Terus terang rakyat sudah nyaris putus asa mencari calon yang memiliki tiga kriteria utama seorang pemimpin. Kelik Pelipur Lara, seorang komedian yang pernah meramaikan acara Republik Mimpi di salah satu stasiun televisi, sempat berseloroh: DPR sebagaiDewan Penggemar Rupiahdan DPD sebagaiDewan Penggemar Duit”. Ah, sama saja, bukan? Mudah-mudahan sentilan itu segera menghentikan semua praktik yang telah menghancurkan citra lembaga itu.

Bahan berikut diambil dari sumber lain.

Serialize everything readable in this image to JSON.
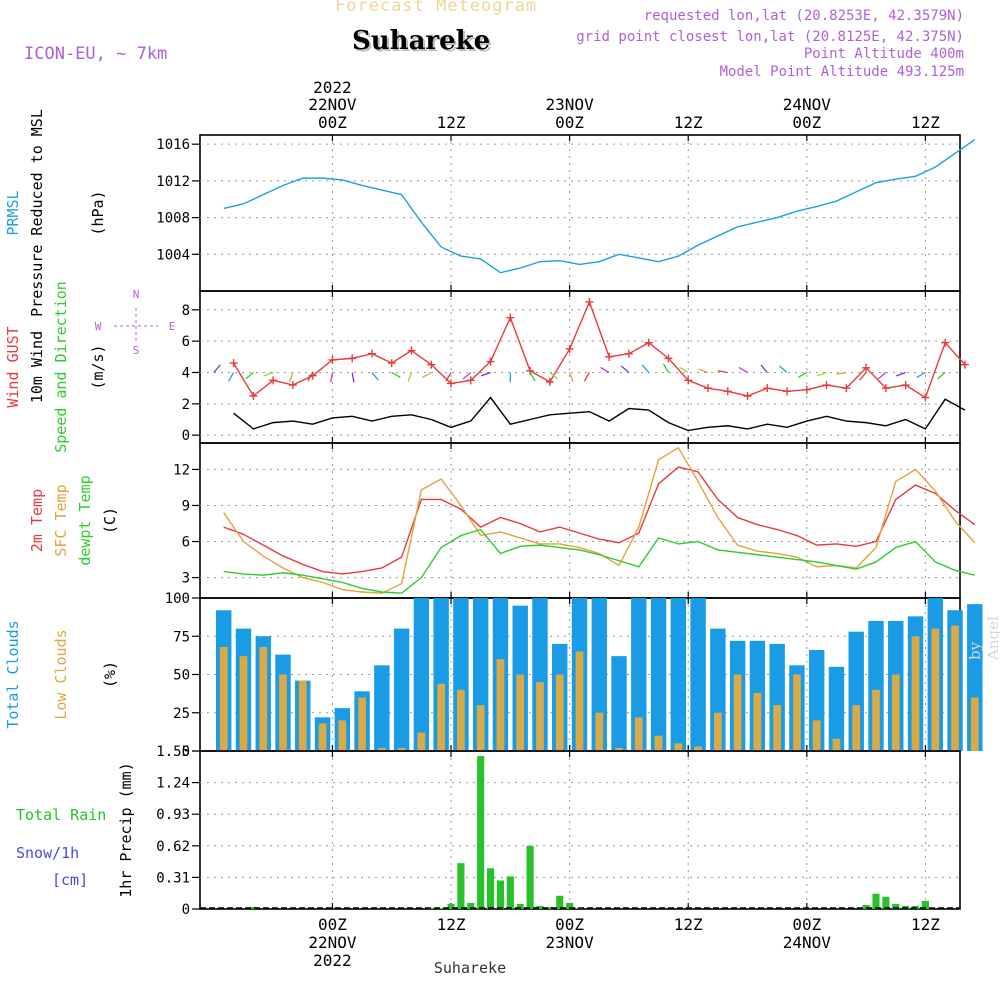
{
  "header": {
    "product_title": "Forecast Meteogram",
    "location": "Suhareke",
    "model": "ICON-EU, ~ 7km",
    "requested": "requested lon,lat (20.8253E, 42.3579N)",
    "grid_point": "grid point closest lon,lat (20.8125E, 42.375N)",
    "point_altitude": "Point Altitude 400m",
    "model_altitude": "Model Point Altitude 493.125m",
    "footer_location": "Suhareke",
    "watermark": "by Angel"
  },
  "time_axis": {
    "top_year": "2022",
    "top_dates": [
      "22NOV",
      "23NOV",
      "24NOV"
    ],
    "tick_labels": [
      "00Z",
      "12Z",
      "00Z",
      "12Z",
      "00Z",
      "12Z"
    ],
    "bottom_dates": [
      "22NOV",
      "23NOV",
      "24NOV"
    ],
    "bottom_year": "2022"
  },
  "chart_data": [
    {
      "type": "line",
      "panel": "pressure",
      "label_lines": [
        "PRMSL",
        "Pressure Reduced to MSL"
      ],
      "unit_label": "(hPa)",
      "ylim": [
        1000,
        1017
      ],
      "yticks": [
        1004,
        1008,
        1012,
        1016
      ],
      "grid": true,
      "x_hours": [
        -11,
        -9,
        -7,
        -5,
        -3,
        -1,
        1,
        3,
        5,
        7,
        9,
        11,
        13,
        15,
        17,
        19,
        21,
        23,
        25,
        27,
        29,
        31,
        33,
        35,
        37,
        39,
        41,
        43,
        45,
        47,
        49,
        51,
        53,
        55,
        57,
        59,
        61,
        63,
        65
      ],
      "series": [
        {
          "name": "PRMSL",
          "color": "#1da0e6",
          "values": [
            1009.0,
            1009.5,
            1010.5,
            1011.5,
            1012.3,
            1012.3,
            1012.1,
            1011.5,
            1011.0,
            1010.5,
            1007.5,
            1004.8,
            1003.8,
            1003.5,
            1002.0,
            1002.5,
            1003.2,
            1003.3,
            1002.9,
            1003.2,
            1004.0,
            1003.6,
            1003.2,
            1003.8,
            1005.0,
            1006.0,
            1007.0,
            1007.5,
            1008.0,
            1008.7,
            1009.2,
            1009.8,
            1010.8,
            1011.8,
            1012.2,
            1012.5,
            1013.5,
            1015.0,
            1016.5
          ]
        }
      ]
    },
    {
      "type": "line",
      "panel": "wind",
      "label_lines": [
        "Wind GUST",
        "10m Wind",
        "Speed and Direction"
      ],
      "unit_label": "(m/s)",
      "compass": [
        "N",
        "E",
        "S",
        "W"
      ],
      "ylim": [
        -0.5,
        9.2
      ],
      "yticks": [
        0,
        2,
        4,
        6,
        8
      ],
      "grid": true,
      "x_hours": [
        -10,
        -8,
        -6,
        -4,
        -2,
        0,
        2,
        4,
        6,
        8,
        10,
        12,
        14,
        16,
        18,
        20,
        22,
        24,
        26,
        28,
        30,
        32,
        34,
        36,
        38,
        40,
        42,
        44,
        46,
        48,
        50,
        52,
        54,
        56,
        58,
        60,
        62,
        64
      ],
      "series": [
        {
          "name": "Wind GUST",
          "color": "#e83b3b",
          "marker": "+",
          "values": [
            4.6,
            2.5,
            3.5,
            3.2,
            3.8,
            4.8,
            4.9,
            5.2,
            4.6,
            5.4,
            4.5,
            3.3,
            3.5,
            4.7,
            7.5,
            4.1,
            3.4,
            5.5,
            8.5,
            5.0,
            5.2,
            5.9,
            4.9,
            3.5,
            3.0,
            2.8,
            2.5,
            3.0,
            2.8,
            2.9,
            3.2,
            3.0,
            4.3,
            3.0,
            3.2,
            2.4,
            5.9,
            4.5
          ]
        },
        {
          "name": "10m Wind",
          "color": "#000000",
          "values": [
            1.4,
            0.4,
            0.8,
            0.9,
            0.7,
            1.1,
            1.2,
            0.9,
            1.2,
            1.3,
            1.0,
            0.5,
            0.9,
            2.4,
            0.7,
            1.0,
            1.3,
            1.4,
            1.5,
            0.9,
            1.7,
            1.6,
            0.8,
            0.3,
            0.5,
            0.6,
            0.4,
            0.7,
            0.5,
            0.9,
            1.2,
            0.9,
            0.8,
            0.6,
            1.0,
            0.4,
            2.3,
            1.6
          ]
        }
      ]
    },
    {
      "type": "line",
      "panel": "temperature",
      "label_lines": [
        "2m Temp",
        "SFC Temp",
        "dewpt Temp"
      ],
      "unit_label": "(C)",
      "ylim": [
        1.3,
        14.2
      ],
      "yticks": [
        3,
        6,
        9,
        12
      ],
      "grid": true,
      "x_hours": [
        -11,
        -9,
        -7,
        -5,
        -3,
        -1,
        1,
        3,
        5,
        7,
        9,
        11,
        13,
        15,
        17,
        19,
        21,
        23,
        25,
        27,
        29,
        31,
        33,
        35,
        37,
        39,
        41,
        43,
        45,
        47,
        49,
        51,
        53,
        55,
        57,
        59,
        61,
        63,
        65
      ],
      "series": [
        {
          "name": "2m Temp",
          "color": "#e83b3b",
          "values": [
            7.2,
            6.6,
            5.7,
            4.8,
            4.1,
            3.5,
            3.3,
            3.5,
            3.8,
            4.7,
            9.5,
            9.5,
            8.7,
            7.2,
            8.0,
            7.5,
            6.8,
            7.2,
            6.7,
            6.2,
            5.9,
            6.7,
            10.8,
            12.2,
            11.8,
            9.5,
            8.0,
            7.4,
            7.0,
            6.5,
            5.7,
            5.8,
            5.6,
            6.0,
            9.5,
            10.7,
            10.0,
            8.6,
            7.4
          ]
        },
        {
          "name": "SFC Temp",
          "color": "#e3a33a",
          "values": [
            8.4,
            6.0,
            4.8,
            3.8,
            3.0,
            2.6,
            2.0,
            1.8,
            1.7,
            2.5,
            10.3,
            11.2,
            9.0,
            6.5,
            6.8,
            6.3,
            5.8,
            5.8,
            5.5,
            5.0,
            4.0,
            7.2,
            12.8,
            13.8,
            11.0,
            8.0,
            5.7,
            5.2,
            5.0,
            4.7,
            3.9,
            4.0,
            3.8,
            5.5,
            11.0,
            12.0,
            10.2,
            7.7,
            5.9
          ]
        },
        {
          "name": "dewpt Temp",
          "color": "#2ecc2e",
          "values": [
            3.5,
            3.3,
            3.2,
            3.4,
            3.2,
            2.9,
            2.6,
            2.1,
            1.8,
            1.7,
            3.0,
            5.5,
            6.5,
            7.0,
            5.0,
            5.6,
            5.7,
            5.5,
            5.3,
            4.9,
            4.4,
            3.9,
            6.3,
            5.8,
            6.0,
            5.3,
            5.1,
            4.9,
            4.7,
            4.5,
            4.3,
            4.0,
            3.7,
            4.3,
            5.5,
            6.0,
            4.3,
            3.6,
            3.2
          ]
        }
      ]
    },
    {
      "type": "bar",
      "panel": "clouds",
      "label_lines": [
        "Total Clouds",
        "Low Clouds"
      ],
      "unit_label": "(%)",
      "ylim": [
        0,
        100
      ],
      "yticks": [
        0,
        25,
        50,
        75,
        100
      ],
      "grid": true,
      "x_hours": [
        -11,
        -9,
        -7,
        -5,
        -3,
        -1,
        1,
        3,
        5,
        7,
        9,
        11,
        13,
        15,
        17,
        19,
        21,
        23,
        25,
        27,
        29,
        31,
        33,
        35,
        37,
        39,
        41,
        43,
        45,
        47,
        49,
        51,
        53,
        55,
        57,
        59,
        61,
        63,
        65
      ],
      "series": [
        {
          "name": "Total Clouds",
          "color": "#1a9be6",
          "values": [
            92,
            80,
            75,
            63,
            46,
            22,
            28,
            39,
            56,
            80,
            100,
            100,
            100,
            100,
            100,
            95,
            100,
            70,
            100,
            100,
            62,
            100,
            100,
            100,
            100,
            80,
            72,
            72,
            70,
            56,
            66,
            55,
            78,
            85,
            85,
            88,
            100,
            92,
            96
          ]
        },
        {
          "name": "Low Clouds",
          "color": "#d9aa45",
          "values": [
            68,
            62,
            68,
            50,
            46,
            18,
            20,
            35,
            2,
            2,
            12,
            44,
            40,
            30,
            60,
            50,
            45,
            50,
            65,
            25,
            2,
            22,
            10,
            5,
            3,
            25,
            50,
            38,
            30,
            50,
            20,
            8,
            30,
            40,
            50,
            75,
            80,
            82,
            35
          ]
        }
      ]
    },
    {
      "type": "bar",
      "panel": "precipitation",
      "label_lines": [
        "Total  Rain",
        "Snow/1h",
        "[cm]"
      ],
      "unit_label": "1hr Precip (mm)",
      "ylim": [
        0,
        1.55
      ],
      "yticks": [
        0,
        0.31,
        0.62,
        0.93,
        1.24,
        1.55
      ],
      "grid": true,
      "x_hours": [
        -8,
        10,
        11,
        12,
        13,
        14,
        15,
        16,
        17,
        18,
        19,
        20,
        21,
        22,
        23,
        24,
        25,
        54,
        55,
        56,
        57,
        58,
        59,
        60
      ],
      "series": [
        {
          "name": "Total Rain",
          "color": "#27c22a",
          "values": [
            0.02,
            0.01,
            0.01,
            0.05,
            0.45,
            0.06,
            1.5,
            0.4,
            0.28,
            0.32,
            0.05,
            0.62,
            0.03,
            0.02,
            0.13,
            0.06,
            0.01,
            0.04,
            0.15,
            0.12,
            0.05,
            0.03,
            0.03,
            0.08
          ]
        },
        {
          "name": "Snow/1h",
          "color": "#4848e6",
          "values": []
        }
      ]
    }
  ],
  "colors": {
    "pressure": "#1da0e6",
    "gust": "#e83b3b",
    "wind": "#000000",
    "temp2m": "#e83b3b",
    "sfc": "#e3a33a",
    "dewpt": "#2ecc2e",
    "total_clouds": "#1a9be6",
    "low_clouds": "#d9aa45",
    "rain": "#27c22a",
    "snow": "#4848e6",
    "header_accent": "#b05fd8"
  }
}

Dalam sebuah dialog, terdapat kecenderungan, bahwa kualitas calon anggota DPD “di atas kertaslebih baik ketimbang calon anggota DPR. Dari sisi pendidikan misalnya, DPD lebih banyak menghimpun alumni S2 dan S3. Barangkali yang sangat perlu diwaspadai adalah kebenaran legalitasnya. Kita ingat, wabah ijazah palsu pernah merambah para wakil rakyat itu, termasuk gubernur. Sungguh mengerikan bila hal itu terulang kembali, membuat nilai kepercayaan kaum yang diwakili menjadi runtuh kembali. Wawasan dan kebijakan dalam memandang persoalan bangsa, kadang-kadang tidak memerlukan seorang lulusan doktoral. Pengalaman dan kemampuan merangkum realita dengan solusi-solusi yang paling masuk akal dan mudah dilaksanakan, biasanya lahir dari orang-orang yang cerdas oleh kematangan dalam menghadapi berbagai perkara keseharian. Ia cerdas secara lingkungan dan lebih membumi.

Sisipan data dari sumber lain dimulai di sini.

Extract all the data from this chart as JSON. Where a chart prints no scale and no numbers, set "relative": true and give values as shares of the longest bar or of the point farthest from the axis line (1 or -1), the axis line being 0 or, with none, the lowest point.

 Mari, berpijak pada optimisme positif dan terkendali, untuk sekali lagi meneliti kualitas calon wakil rakyat. Sepatutnya ia menjadi teladan dalam masyarakat sekitar sejak skala terkecil. Mencari yang ideal tentu tak mudah. Tetapi sejak awal kita harus menggagas yang ideal agar tak terlampau jauh dari harapan. Dan jangan lupa, sesudah ia terpilih nanti, kita wajib menjaga kelurusannya. Karena amanah telah kita percayakan di atas kedua bahunya.